Victoria just stuck their hand in the Too Hard Basket.
- Anthony Simpson
- Jan 18
- 2 min read
For the last two decades, Victoria has been the odd one out in the Security of Payment world.
While NSW and Queensland allowed contractors to throw almost anything into an adjudication (including complex delay damages and disruption costs) Victoria had a unique safety valve called ‘Excluded Amounts’.

It meant that if a claim was too complex, too messy, or related to time costs and damages, it was generally blocked from the rapid adjudication process. It was roundly and soundly consigned to the ‘Too Hard Basket’. Principals loved it because it kept those hairy, scary claims locked up in court process (which takes years) rather than adjudication (which takes weeks).

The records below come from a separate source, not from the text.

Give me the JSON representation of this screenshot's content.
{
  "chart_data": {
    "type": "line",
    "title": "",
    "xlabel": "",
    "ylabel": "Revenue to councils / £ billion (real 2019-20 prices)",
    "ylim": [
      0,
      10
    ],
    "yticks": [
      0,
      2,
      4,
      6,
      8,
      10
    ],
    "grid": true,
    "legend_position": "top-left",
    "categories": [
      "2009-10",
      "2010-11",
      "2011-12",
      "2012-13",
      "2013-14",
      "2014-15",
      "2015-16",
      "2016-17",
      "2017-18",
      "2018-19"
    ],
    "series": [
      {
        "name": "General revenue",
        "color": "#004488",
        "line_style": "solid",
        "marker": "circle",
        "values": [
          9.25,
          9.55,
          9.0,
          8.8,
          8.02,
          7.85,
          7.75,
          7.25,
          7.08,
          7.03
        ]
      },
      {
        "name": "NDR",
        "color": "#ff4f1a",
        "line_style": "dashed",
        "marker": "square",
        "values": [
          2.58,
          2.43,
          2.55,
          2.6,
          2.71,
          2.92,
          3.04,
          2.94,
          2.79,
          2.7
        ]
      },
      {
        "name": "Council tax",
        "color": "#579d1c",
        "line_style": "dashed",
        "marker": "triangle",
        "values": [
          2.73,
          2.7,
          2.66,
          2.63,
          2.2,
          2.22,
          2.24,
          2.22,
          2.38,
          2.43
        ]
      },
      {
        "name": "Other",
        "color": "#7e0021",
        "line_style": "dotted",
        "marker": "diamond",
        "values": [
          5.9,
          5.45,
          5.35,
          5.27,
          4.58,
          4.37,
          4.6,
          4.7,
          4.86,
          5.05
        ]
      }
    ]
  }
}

Well, the safety valve has just been vented.
With the passing of the Building Legislation Amendment (Fairer Payments on Jobsites and Other Matters) Act, Victoria has officially abolished the "Excluded Amounts" regime.
The Safe Space is gone
This is the single biggest shift in Victorian construction law since 2002.
By deleting the concept of Excluded Amounts, the Act now opens the door for Claimants to include:
Time-related costs: yes, you can now adjudicate delay damages.
Latent Conditions: those messy ‘rock v sand’ arguments are now fair game.
Disputed Variations: previously, if disputed variations exceeded 10% of the contract sum, they were often blocked. Now? Bring ‘em on.
Damages: Claims for breach of contract are now on the table.
The Commercial Reality Check
If you work across borders (like us), you know that the East Coast Model (NSW/QLD) is a brutal environment for Respondents. Victoria is about to get a taste of that medicine.
Here is the new reality for 2026:
Adjudications will get heavy: we aren't just talking about unpaid invoices for concrete anymore. We’re talking about 500-page expert reports on critical path delays being dropped on your desk with a 10 day response deadline.
Payment Schedules must be bulletproof: the reforms also ban New Reasons. If you don't raise your defence in the Payment Schedule, you can't raise it in the Adjudication. You can no longer rely on a jurisdictional argument that "this is an excluded amount" to save you. You’ll have to fight the claim on its merits, immediately.
The Ambush Risk: while the Act introduces a Christmas blackout period (finally), the ability to bundle up millions of dollars in delay costs into a single payment claim means the ‘ambush’ payment claim is now a nuclear weapon in Victoria.
To our Victorian friends: as Axel Rose famously put it, Welcome to the Jungle.
For Contractors, this is a massive win. It gives you the leverage to force a commercial outcome on delay claims without spending $200k on Supreme Court pleadings. But be warned: just because you can claim it, doesn't mean you will win. Adjudicators need evidence, not vibes.
For Principals and Head Contractors, the training wheels are off. If your contract administration team is used to ignoring delay notices because "they can't adjudicate it anyway," you’re about to get a very expensive wake up call.